The set-up in each of the eight photographs is that of homeowner and housekeeper, paired in a straight-ahead and direct manner. In all but one photograph, a Caucasian individual sits next to someone of African descent. The class of each individual is not generally obvious here, which throws things into an interesting slant. We are forced to assume who the housekeeper and the homeowner might be, and unfortunately, our assumption rings true. Suddenly the photographs ask us to acknowledge and confront assumptions we may carry about class and race. Upon further investigation, we learn that the pairs pictured have a story that goes beyond the work. In most cases the housekeepers have worked for and lived with the family of the homeowner for several decades; they may have even raised the homeowner form infancy.

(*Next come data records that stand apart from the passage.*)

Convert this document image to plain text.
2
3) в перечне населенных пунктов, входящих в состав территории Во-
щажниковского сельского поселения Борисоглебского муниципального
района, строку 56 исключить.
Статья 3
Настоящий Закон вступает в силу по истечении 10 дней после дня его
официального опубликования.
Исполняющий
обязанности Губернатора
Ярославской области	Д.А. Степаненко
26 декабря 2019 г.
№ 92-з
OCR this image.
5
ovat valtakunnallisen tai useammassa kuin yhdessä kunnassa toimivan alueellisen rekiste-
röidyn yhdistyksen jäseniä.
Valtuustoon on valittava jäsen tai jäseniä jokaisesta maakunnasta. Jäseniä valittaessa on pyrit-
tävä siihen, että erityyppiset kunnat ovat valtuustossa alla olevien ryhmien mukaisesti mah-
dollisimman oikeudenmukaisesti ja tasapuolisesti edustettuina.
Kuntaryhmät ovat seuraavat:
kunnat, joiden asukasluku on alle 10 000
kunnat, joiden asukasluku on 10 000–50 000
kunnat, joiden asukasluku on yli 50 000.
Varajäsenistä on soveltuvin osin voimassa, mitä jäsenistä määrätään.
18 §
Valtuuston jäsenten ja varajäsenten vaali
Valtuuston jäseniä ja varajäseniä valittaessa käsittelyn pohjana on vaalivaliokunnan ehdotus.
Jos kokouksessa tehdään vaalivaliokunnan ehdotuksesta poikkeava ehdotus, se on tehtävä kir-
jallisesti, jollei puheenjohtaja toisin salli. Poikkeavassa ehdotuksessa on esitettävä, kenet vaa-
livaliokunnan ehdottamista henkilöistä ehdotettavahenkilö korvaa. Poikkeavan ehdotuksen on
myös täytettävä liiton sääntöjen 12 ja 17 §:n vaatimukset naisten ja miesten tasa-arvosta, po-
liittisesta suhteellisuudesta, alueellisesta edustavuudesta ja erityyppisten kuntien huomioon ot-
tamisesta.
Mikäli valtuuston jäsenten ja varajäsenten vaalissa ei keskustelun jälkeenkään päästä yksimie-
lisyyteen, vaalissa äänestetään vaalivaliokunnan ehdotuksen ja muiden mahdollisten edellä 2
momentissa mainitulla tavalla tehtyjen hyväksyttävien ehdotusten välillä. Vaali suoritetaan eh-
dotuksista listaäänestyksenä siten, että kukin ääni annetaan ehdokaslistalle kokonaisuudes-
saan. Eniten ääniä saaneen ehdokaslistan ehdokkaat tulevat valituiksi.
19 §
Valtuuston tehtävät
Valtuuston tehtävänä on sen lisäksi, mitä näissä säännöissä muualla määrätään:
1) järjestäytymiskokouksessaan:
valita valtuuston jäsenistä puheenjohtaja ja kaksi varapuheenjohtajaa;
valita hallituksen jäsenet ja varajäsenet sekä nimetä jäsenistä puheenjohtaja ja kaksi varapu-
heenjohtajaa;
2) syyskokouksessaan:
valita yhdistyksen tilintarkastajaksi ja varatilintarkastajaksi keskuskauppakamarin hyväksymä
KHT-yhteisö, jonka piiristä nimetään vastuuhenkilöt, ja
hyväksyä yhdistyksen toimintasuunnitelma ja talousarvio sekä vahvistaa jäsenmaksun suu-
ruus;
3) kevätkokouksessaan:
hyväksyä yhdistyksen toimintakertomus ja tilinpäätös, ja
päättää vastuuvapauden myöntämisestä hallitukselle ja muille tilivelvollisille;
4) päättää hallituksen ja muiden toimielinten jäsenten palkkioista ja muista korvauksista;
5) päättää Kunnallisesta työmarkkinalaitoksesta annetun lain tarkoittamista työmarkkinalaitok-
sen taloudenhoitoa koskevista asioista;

We can only guess at the kinds of interactions these people have experienced living together. Certainly, one can conjure up the idea of family. And if historic and disproportionate power relations via class and race have not necessarily been overturned (in all eight photographs on view, the housekeepers/ servants are of African descent), we come away with a sense of a union, if unequal, that has developed over time.

What is most significant about Moos’ work is a world changes not so much on its surface as it does underneath. Beneath the skin of her powerfully static images lies a reality rich with the convoluted history of human interactions. What Julie Moos succeeds at is finding the complexities that exist within a frame where relationships germinate beyond prescribed social models of class and race.